In The Viral Storm award-winning biologist Nathan Wolfe – known as ‘the Indiana Jones of virus hunters’ for his work in jungles and rain forests across the world – shows the threat of a global pandemic is greater than we have ever imagined.
The Viral Storm examines how viruses like HIV, swine flu, and bird flu have almost wiped us out in the past – and may do so in the future. It explores why modern life makes us so vulnerable to global pandemics, and what new technologies can do to prevent them. Wolfe’s provocative vision may leave you feeling distinctly uncomfortable – but it will reveal exactly what it is we are up against.
Reading a book about the risk of pandemics during a pandemic may seem like a slightly strange choice, but I found The Viral Storm: The Dawn of a New Pandemic Age to be an absolutely fascinating read. I learnt a lot from reading it, and thought that it was thoroughly engaging (not always easy for such a science-orientated work) and, for the most part, easily accessible to those with no expertise or prior knowledge in this area of science. There are some technical terms used, but these are well-explained by the author, making it easy for the layman to pick up.
Throughout this book, Wolf seeks to answer three key questions:
- How do pandemics start?
- Why are we now plagued with so many pandemics?
- What can we do to prevent pandemics in the future?
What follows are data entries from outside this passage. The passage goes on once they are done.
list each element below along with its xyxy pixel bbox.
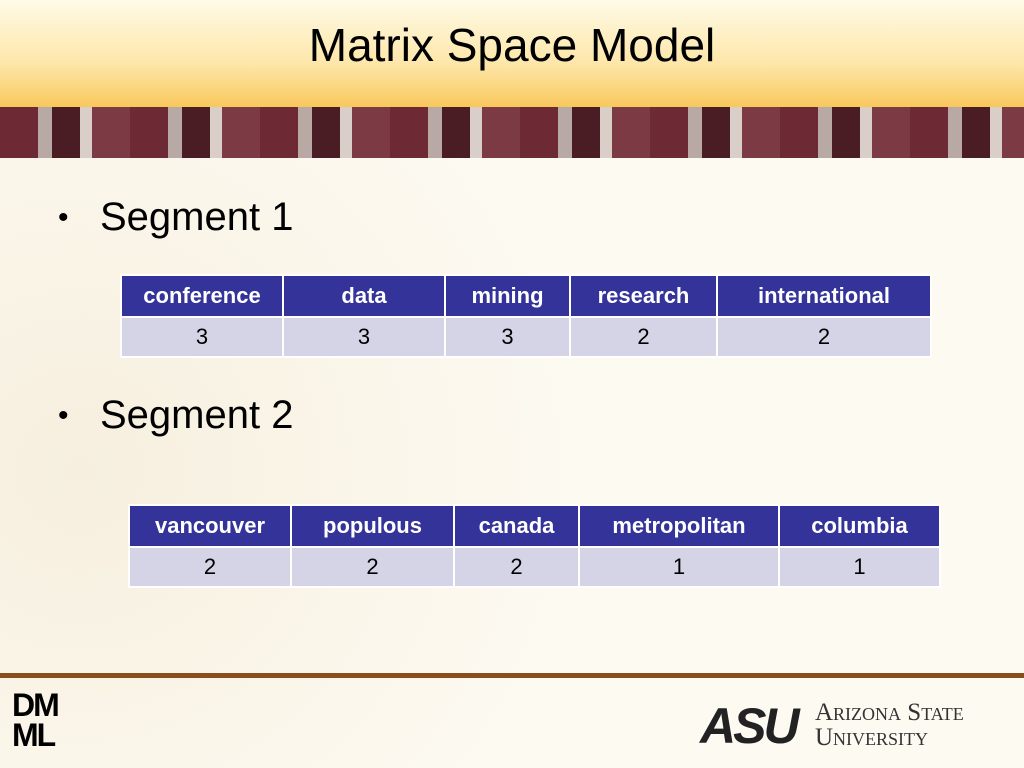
asu-logo: ASU <box>700 698 800 754</box>
university-name: Arizona State University <box>815 700 964 750</box>
header-cell: international <box>716 274 932 318</box>
header-cell: research <box>569 274 718 318</box>
term-table: vancouver populous canada metropolitan colum… <box>128 504 941 588</box>
header-cell: columbia <box>778 504 941 548</box>
footer-rule <box>0 673 1024 678</box>
value-cell: 1 <box>778 546 941 588</box>
dmml-logo: DM ML <box>12 687 82 753</box>
name-line: University <box>815 724 929 751</box>
value-cell: 2 <box>290 546 455 588</box>
logo-text: ML <box>12 717 56 753</box>
header-cell: vancouver <box>128 504 292 548</box>
value-cell: 2 <box>569 316 718 358</box>
header-cell: canada <box>453 504 580 548</box>
value-cell: 2 <box>128 546 292 588</box>
value-cell: 2 <box>716 316 932 358</box>
bullet: Segment 2 <box>58 393 293 438</box>
slide-title: Matrix Space Model <box>308 19 716 71</box>
header-cell: mining <box>444 274 571 318</box>
header-cell: conference <box>120 274 284 318</box>
value-cell: 3 <box>444 316 571 358</box>
logo-text: DM <box>12 687 60 723</box>
header-row: conference data mining research internationa… <box>120 274 932 318</box>
header-row: vancouver populous canada metropolitan colum… <box>128 504 941 548</box>
name-line: Arizona State <box>815 699 964 726</box>
bullet: Segment 1 <box>58 195 293 240</box>
value-cell: 1 <box>578 546 780 588</box>
term-table: conference data mining research internationa… <box>120 274 932 358</box>
photo-strip <box>0 107 1024 158</box>
header-cell: populous <box>290 504 455 548</box>
value-cell: 3 <box>120 316 284 358</box>
value-cell: 2 <box>453 546 580 588</box>
bullet-text: Segment 1 <box>100 195 294 239</box>
title-band <box>0 0 1024 107</box>
header-cell: data <box>282 274 446 318</box>
value-cell: 3 <box>282 316 446 358</box>
bullet-text: Segment 2 <box>100 393 294 437</box>
header-cell: metropolitan <box>578 504 780 548</box>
As part of this, he looks at recent pandemics (The Viral Storm was first published in 2012), in particular sharing details of bird flu’s patient zero – a six-year-old boy from Thailand. As I’m sure you can imagine, this is a particularly sad tale, but one that highlights the element of chance in a virus passing from an animal to a human. Wolfe also looks at the outbreak of swine flu a few years later, and SARS a few years earlier. I found it interesting that both bird flu and swine flu are still kicking around, and yet neither are talked about at all in the media, despite there still being deaths attributed to both. It makes me wonder how long we’ll hear about COVID-19 for once we have it in hand, assuming that we get to that point! Wolfe also discusses HIV, which:
nearly thirty year after its discovery continues to spread, currently infecting over thirty-three million people at the latest count
Wolfe talks in detail about its origins – chimpanzees – and the factors that allowed it to spread so widely.
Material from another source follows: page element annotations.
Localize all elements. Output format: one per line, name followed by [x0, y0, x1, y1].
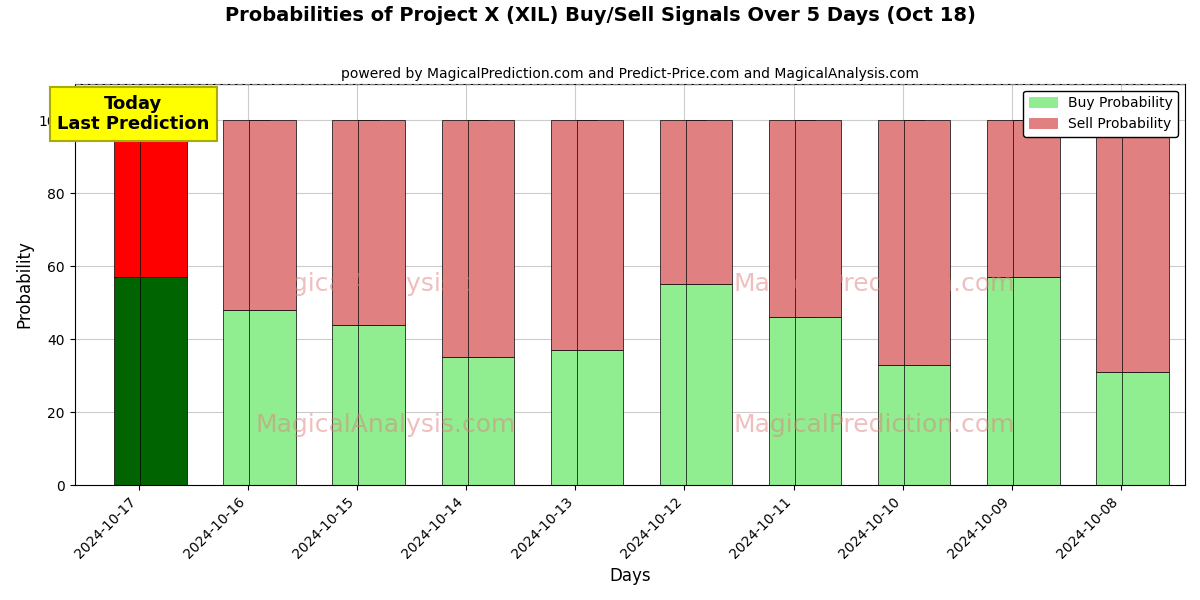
Bar [551, 120, 598, 350]
Bar [878, 365, 924, 485]
Title: powered by MagicalPrediction.com and Predict-Price.com and MagicalAnalysis.com: powered by MagicalPrediction.com and Pre… [341, 67, 919, 81]
Text: Today
Last Prediction: Today Last Prediction [58, 95, 210, 133]
Bar [769, 120, 815, 317]
Bar [794, 120, 841, 317]
Bar [577, 120, 623, 350]
Bar [988, 277, 1033, 485]
Bar [551, 350, 598, 485]
Bar [1013, 277, 1060, 485]
Bar [468, 358, 514, 485]
Bar [140, 277, 186, 485]
Bar [685, 284, 732, 485]
Bar [250, 120, 295, 310]
Bar [685, 120, 732, 284]
Text: MagicalAnalysis.com: MagicalAnalysis.com [256, 413, 516, 437]
Bar [332, 325, 379, 485]
Text: MagicalPrediction.com: MagicalPrediction.com [733, 413, 1015, 437]
Bar [359, 120, 404, 325]
Bar [140, 120, 186, 277]
Bar [1122, 120, 1169, 372]
Bar [250, 310, 295, 485]
Bar [577, 350, 623, 485]
Bar [223, 310, 270, 485]
Bar [1122, 372, 1169, 485]
Bar [468, 120, 514, 358]
Text: Probabilities of Project X (XIL) Buy/Sell Signals Over 5 Days (Oct 18): Probabilities of Project X (XIL) Buy/Sel… [224, 6, 976, 25]
Bar [1013, 120, 1060, 277]
Bar [878, 120, 924, 365]
Y-axis label: Probability: Probability [16, 241, 34, 328]
Bar [359, 325, 404, 485]
Bar [114, 120, 161, 277]
Text: MagicalPrediction.com: MagicalPrediction.com [733, 272, 1015, 296]
Legend: Buy Probability, Sell Probability: Buy Probability, Sell Probability [1024, 91, 1178, 137]
Bar [223, 120, 270, 310]
Bar [904, 120, 950, 365]
Bar [114, 277, 161, 485]
X-axis label: Days: Days [610, 567, 650, 585]
Bar [1097, 120, 1142, 372]
Bar [769, 317, 815, 485]
Bar [1097, 372, 1142, 485]
Text: MagicalAnalysis.com: MagicalAnalysis.com [256, 272, 516, 296]
Bar [442, 120, 488, 358]
Bar [794, 317, 841, 485]
Bar [332, 120, 379, 325]
Bar [988, 120, 1033, 277]
Bar [660, 284, 707, 485]
Bar [442, 358, 488, 485]
Bar [660, 120, 707, 284]
Bar [904, 365, 950, 485]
Wolfe talks about the changes to humans and civilisations over the years, and how these changes have made us more susceptible to pandemics. It starts with our earliest ancestors leaving the trees for the plains of Africa, and the impact of farming and the domestication of animals, and I found this look at our ancient ancestors fascinating. More recently, people have moved towards densely populated cities, and we’re becoming increasingly well-connected, it being almost as easy to hop on a plane to another country as it is to visit somewhere closer to home. It doesn’t take much to see how these latter two points in particular make it easier for a virus to spread quickly and efficiently around the world.
Wolfe takes a partially autobiographical approach to The Viral Storm, and this adds a nice touch of personalisation to the book. The reader learns how he came to this field of work as a result of his doctoral study, which aimed to look at the self-medicating behaviour of chimpanzees. This necessitated Wolfe having to understand the infectious diseases they were treating, and that, as they say, was that. Throughout, he talks about the work he has undertaken since that time, as well as looking at the medical developments that have either helped or hindered the spread of microbes. He does also touch upon that third question, and his views on how pandemics might be prevented in the future.
The Viral Storm is told in short, engaging chapters and explains Wolfe’s work and that of other “virus hunters”. It’s a fascinating read, and one that seems particularly pertinent right now.